Der Braunkohleabbau in der Lausitz durch Vattenfall ist nicht nur in Brandenburg ein Thema, auch die schwedische Regierung ist damit befasst, da das Unternehmen seinen Sitz in Schweden hat.© dpa / picture-alliance / Patrick Pleul
Der Bergbau werde eine Landschaft hinterlassen, die sich „an den Zustand vor der Industrialisierung anlehnt" heißt es in einer Vattenfall-Broschüre. Birgit Schroeckh plant mit Begeisterung den Cottbusser Ostsee, der in Folge des Tagebaues Cottbus Nord entstehen soll. Ab 2018 soll geflutet werden und fertig vollgelaufen wäre er mit knapp 2000 Hektar Fläche der größte einer ganzen Reihe von neuen Kunstseen im Revier.
Die meisten der insgesamt 900 Einwohner von Grabko, Atternwasch und Kerkwitz wollen aber keine neue Landschaft in der Zukunft, sondern ihre vertraute Dörfer behalten. Beim alljährlichen Sternmarsch protestieren sie neben aus Guben und Cottbus angereisten Umweltschützern. Sie wehren sich dagegen, dass sie als nächstes umgesiedelt werden, wenn nach Vattenfall ein neuer Betreiber alten DDR-Plänen folgend den Tagebau Jänschwalde Nord wie geplant in ein paar Jahren erweitert.
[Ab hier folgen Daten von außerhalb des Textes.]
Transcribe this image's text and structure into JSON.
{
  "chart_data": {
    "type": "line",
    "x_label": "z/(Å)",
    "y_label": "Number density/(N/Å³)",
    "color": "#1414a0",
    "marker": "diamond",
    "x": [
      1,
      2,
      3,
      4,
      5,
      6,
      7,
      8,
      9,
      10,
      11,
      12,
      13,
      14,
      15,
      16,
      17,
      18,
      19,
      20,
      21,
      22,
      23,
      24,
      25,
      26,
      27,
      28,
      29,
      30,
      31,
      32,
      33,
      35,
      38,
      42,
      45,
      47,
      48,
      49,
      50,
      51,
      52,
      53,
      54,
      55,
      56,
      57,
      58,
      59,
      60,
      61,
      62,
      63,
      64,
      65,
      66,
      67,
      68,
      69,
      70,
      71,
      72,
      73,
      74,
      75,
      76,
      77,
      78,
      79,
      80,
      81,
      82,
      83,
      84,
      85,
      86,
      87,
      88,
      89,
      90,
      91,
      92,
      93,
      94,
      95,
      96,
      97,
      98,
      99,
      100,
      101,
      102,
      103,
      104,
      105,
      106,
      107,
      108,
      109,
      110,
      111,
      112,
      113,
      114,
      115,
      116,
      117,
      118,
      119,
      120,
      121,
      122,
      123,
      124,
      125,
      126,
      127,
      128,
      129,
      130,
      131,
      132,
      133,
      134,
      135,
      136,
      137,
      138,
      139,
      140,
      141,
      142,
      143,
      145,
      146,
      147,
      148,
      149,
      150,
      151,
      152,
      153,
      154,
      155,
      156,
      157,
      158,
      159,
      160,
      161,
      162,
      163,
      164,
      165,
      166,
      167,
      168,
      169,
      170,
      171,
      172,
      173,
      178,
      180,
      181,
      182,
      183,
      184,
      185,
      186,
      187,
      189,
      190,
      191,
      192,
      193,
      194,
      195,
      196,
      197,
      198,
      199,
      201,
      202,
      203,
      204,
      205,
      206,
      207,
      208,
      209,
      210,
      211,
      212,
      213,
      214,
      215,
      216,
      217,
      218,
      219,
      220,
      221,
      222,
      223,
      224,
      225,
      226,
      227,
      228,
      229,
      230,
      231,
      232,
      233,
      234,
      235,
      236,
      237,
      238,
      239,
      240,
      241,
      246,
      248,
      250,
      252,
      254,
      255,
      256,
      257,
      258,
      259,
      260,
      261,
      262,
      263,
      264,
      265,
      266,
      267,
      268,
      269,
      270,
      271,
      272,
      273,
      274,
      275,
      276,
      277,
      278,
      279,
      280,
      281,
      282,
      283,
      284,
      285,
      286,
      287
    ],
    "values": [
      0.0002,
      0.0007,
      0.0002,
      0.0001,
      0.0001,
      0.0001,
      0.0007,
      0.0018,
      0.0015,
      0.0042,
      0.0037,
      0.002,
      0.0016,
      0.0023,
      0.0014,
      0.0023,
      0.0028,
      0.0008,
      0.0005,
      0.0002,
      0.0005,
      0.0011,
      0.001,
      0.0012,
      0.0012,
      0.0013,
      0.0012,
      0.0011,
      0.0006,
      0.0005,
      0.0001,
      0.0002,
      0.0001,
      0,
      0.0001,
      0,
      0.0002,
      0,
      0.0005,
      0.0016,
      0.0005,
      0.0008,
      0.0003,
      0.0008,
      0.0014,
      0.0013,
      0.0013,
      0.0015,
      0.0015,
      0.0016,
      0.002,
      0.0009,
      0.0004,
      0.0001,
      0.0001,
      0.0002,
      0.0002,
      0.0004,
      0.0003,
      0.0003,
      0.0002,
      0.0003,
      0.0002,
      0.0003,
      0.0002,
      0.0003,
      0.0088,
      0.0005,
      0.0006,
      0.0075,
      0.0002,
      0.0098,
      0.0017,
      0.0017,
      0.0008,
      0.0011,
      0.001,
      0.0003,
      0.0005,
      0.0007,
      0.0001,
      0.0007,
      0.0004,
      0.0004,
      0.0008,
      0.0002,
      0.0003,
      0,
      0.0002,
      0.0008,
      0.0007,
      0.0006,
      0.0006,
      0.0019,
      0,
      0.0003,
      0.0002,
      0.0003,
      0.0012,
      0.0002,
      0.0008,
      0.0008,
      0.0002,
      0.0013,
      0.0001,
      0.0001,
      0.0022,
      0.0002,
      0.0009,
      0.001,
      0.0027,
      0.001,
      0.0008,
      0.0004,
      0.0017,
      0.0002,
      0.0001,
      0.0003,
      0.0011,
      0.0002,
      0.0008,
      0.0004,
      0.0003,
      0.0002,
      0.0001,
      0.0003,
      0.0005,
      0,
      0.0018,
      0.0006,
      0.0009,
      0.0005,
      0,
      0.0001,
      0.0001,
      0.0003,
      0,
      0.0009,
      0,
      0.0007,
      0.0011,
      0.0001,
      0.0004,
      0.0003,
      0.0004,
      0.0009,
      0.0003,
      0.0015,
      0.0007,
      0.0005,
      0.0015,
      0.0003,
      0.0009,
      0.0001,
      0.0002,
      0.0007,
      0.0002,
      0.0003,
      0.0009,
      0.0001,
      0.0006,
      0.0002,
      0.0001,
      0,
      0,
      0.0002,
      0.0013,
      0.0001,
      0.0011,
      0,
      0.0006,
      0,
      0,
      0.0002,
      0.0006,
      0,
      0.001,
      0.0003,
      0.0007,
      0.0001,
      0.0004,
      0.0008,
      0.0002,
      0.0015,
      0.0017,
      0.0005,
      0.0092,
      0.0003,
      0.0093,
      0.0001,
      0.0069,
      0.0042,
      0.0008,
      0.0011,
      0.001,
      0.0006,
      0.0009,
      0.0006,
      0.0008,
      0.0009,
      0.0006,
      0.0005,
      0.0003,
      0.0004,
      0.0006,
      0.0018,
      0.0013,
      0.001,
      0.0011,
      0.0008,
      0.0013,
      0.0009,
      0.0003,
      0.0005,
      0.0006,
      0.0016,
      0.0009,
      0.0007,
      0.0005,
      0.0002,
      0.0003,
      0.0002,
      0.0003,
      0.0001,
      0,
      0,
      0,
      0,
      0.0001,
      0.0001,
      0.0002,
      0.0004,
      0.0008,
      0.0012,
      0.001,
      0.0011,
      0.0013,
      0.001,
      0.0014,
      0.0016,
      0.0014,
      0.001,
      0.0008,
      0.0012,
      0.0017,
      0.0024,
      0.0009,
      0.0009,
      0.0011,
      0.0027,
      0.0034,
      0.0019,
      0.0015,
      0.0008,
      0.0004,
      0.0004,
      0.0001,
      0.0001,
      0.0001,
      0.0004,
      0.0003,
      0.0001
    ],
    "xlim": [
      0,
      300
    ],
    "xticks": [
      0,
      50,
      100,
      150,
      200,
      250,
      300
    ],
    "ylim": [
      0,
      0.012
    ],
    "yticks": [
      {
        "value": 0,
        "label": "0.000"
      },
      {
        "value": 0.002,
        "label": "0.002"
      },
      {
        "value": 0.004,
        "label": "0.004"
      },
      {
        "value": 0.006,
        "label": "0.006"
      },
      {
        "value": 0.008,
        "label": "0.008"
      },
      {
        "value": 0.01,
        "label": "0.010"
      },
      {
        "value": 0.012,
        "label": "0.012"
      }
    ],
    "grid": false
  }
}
Die CDU-Politikerin Monika Schulz-Höpfner ist eine der prominenten Kohlegegnerinnen in Brandenburg. Sie kommt aus Atterwasch, das laut Planung im Jahr 2025 verschwinden soll.
"Atterwasch ist ein ganz altes Bauerndorf, Ersterwähnung 1294. Das heißt also nicht nur, dass man da so ein kleines Dörflein wegbaggert, sondern das ist altes Kulturgut. Die Menschen, die da wohnen, die wohnen seit Generationen da. Die bearbeiten seit Generationen die Äcker, die Wälder. Diese Menschen entwurzelt man einfach. Das tut richtig weh."